In uno dei suoi ultimi interventi (Uno stallo quasi ventennale) Gianfranco La Grassa ha individuato ed analizzato le tappe graduali che portarono ad un tale cambiamento radicale del panorama politico italiano ed internazionale, partendo proprio, per il caso interno, dalla svolta pro-occidentale del PCI berlingueriano e da quella liquidatoria della Bolognina (impensabile senza la prima, almeno nei termini in cui si è poi verificata), sostenuta e realizzata da uomini che diverranno grandi protagonisti in negativo della seconda Repubblica, vedi Occhetto e D’Alema.

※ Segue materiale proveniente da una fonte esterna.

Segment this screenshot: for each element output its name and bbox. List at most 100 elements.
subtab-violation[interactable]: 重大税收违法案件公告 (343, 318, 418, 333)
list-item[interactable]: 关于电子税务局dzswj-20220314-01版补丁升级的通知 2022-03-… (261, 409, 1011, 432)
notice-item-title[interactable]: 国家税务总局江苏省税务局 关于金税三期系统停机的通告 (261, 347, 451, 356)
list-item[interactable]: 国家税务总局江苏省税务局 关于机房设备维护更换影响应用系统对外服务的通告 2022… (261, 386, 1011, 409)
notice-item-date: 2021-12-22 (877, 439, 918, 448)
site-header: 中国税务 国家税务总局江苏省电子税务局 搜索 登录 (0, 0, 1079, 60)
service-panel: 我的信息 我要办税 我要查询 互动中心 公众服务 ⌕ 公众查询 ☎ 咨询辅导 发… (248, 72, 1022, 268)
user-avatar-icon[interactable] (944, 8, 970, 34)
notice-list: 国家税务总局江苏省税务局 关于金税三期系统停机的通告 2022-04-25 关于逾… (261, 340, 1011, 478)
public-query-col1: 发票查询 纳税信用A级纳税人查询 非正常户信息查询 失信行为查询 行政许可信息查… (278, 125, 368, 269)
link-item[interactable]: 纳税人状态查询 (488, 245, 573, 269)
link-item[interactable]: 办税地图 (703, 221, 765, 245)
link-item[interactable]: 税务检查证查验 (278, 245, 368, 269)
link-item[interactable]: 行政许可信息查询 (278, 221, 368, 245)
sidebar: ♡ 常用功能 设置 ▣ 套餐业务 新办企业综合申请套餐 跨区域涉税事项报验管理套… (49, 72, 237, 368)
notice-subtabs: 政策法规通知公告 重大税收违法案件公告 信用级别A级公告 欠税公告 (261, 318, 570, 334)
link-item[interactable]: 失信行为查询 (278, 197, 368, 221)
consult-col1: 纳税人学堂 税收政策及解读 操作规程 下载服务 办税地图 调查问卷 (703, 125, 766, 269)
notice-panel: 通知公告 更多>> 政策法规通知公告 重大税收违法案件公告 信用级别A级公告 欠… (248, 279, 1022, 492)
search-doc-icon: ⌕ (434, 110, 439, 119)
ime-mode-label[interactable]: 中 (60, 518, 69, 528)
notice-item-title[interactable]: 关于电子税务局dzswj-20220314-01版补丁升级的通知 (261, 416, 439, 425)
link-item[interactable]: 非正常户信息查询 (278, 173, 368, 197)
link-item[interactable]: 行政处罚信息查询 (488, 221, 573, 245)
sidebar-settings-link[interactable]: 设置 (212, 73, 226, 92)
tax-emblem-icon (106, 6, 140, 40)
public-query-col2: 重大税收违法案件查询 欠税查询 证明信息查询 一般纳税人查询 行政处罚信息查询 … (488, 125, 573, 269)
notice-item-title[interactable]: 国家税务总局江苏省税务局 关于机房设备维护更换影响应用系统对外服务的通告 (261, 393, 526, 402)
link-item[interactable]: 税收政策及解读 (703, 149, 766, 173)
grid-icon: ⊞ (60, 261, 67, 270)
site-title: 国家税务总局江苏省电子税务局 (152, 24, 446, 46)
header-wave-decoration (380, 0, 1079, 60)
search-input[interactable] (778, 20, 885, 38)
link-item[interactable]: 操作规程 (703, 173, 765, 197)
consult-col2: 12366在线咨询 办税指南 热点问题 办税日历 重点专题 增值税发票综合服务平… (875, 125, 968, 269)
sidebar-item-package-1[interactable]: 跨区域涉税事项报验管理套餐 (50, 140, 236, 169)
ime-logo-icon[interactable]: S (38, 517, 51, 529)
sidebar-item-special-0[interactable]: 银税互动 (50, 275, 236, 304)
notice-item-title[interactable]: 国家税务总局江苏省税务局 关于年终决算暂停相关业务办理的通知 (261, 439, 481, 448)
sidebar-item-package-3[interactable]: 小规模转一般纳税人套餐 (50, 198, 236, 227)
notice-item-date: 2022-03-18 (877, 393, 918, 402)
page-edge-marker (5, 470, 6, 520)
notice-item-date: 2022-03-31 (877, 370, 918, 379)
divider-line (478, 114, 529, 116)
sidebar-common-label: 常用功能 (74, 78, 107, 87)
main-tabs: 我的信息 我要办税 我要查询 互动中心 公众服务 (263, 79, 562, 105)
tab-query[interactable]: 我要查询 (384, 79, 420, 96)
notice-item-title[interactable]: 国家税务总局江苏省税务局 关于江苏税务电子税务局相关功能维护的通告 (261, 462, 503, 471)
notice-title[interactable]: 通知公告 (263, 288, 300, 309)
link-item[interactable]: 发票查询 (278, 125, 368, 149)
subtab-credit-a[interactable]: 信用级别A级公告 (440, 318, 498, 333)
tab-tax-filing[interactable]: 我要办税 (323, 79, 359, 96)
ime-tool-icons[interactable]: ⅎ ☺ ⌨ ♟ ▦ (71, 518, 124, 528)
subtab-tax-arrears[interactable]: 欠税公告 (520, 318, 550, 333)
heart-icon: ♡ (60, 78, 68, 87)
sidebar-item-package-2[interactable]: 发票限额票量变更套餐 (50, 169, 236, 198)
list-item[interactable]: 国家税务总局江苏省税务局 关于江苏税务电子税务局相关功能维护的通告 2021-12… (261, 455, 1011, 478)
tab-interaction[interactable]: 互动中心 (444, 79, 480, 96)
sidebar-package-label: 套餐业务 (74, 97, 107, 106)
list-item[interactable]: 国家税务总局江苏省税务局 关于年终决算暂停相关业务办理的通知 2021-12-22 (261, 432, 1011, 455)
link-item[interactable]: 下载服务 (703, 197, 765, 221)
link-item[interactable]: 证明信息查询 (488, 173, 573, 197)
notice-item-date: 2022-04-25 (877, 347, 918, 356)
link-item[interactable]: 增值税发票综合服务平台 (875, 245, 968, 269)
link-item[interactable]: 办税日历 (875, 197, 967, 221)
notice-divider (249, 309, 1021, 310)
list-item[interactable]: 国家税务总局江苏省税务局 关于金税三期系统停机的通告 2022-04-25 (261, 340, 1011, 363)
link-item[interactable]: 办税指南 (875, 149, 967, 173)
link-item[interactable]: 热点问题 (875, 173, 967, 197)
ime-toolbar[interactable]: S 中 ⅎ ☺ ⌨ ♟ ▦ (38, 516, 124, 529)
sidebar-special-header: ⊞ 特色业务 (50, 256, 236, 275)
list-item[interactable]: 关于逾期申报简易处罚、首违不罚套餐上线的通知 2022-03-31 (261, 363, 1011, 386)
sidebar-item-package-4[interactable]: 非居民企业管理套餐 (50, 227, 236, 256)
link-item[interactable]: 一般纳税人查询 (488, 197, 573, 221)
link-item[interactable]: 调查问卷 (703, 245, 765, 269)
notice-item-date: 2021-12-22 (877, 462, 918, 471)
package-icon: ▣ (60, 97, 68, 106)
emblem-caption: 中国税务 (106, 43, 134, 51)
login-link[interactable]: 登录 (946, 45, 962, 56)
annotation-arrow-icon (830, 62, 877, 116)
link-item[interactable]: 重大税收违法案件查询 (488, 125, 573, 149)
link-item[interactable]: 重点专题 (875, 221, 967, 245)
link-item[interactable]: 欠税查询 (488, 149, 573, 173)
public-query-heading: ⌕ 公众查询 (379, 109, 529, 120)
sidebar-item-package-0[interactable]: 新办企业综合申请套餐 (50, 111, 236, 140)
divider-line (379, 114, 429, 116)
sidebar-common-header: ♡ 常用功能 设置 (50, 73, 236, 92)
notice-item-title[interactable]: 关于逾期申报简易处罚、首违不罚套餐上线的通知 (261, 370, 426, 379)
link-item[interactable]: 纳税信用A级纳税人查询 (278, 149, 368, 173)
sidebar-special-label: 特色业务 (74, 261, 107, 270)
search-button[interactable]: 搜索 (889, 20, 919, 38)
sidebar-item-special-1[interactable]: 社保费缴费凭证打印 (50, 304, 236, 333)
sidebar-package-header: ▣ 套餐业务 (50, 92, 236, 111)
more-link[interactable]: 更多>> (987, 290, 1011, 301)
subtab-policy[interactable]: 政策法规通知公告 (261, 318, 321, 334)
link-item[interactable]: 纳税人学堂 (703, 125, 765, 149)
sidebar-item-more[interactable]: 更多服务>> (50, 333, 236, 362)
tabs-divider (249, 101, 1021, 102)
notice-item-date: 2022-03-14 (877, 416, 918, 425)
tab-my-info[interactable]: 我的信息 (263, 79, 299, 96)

A conferma di questa disamina vi è anche quanto indicato da Mauro Tozzato (Il tradimento dei comunisti) sui rapporti segreti della CIA, la quale andava viepiù ammorbidendosi, già a metà degli anni ’80, verso i comunisti. Questo avveniva tanto in ossequio a valutazioni tattiche particolari che tenevano conto dell’indebolimento e dell’obsolescenza della DC (ormai logora sotto il profilo della credibilità politica e quindi inadatta a traghettare l’Italia nel nascente quadro monopolare), che per ragioni di più vasto allentamento ideologico, occasionato dalla conclusione della Guerra Fredda. Fattore quest’ultimo che permetteva l’accreditamento, dopo decenni di ostracismo, dei piccìisti orfani di Mosca, al livello di interlocutori affidabili.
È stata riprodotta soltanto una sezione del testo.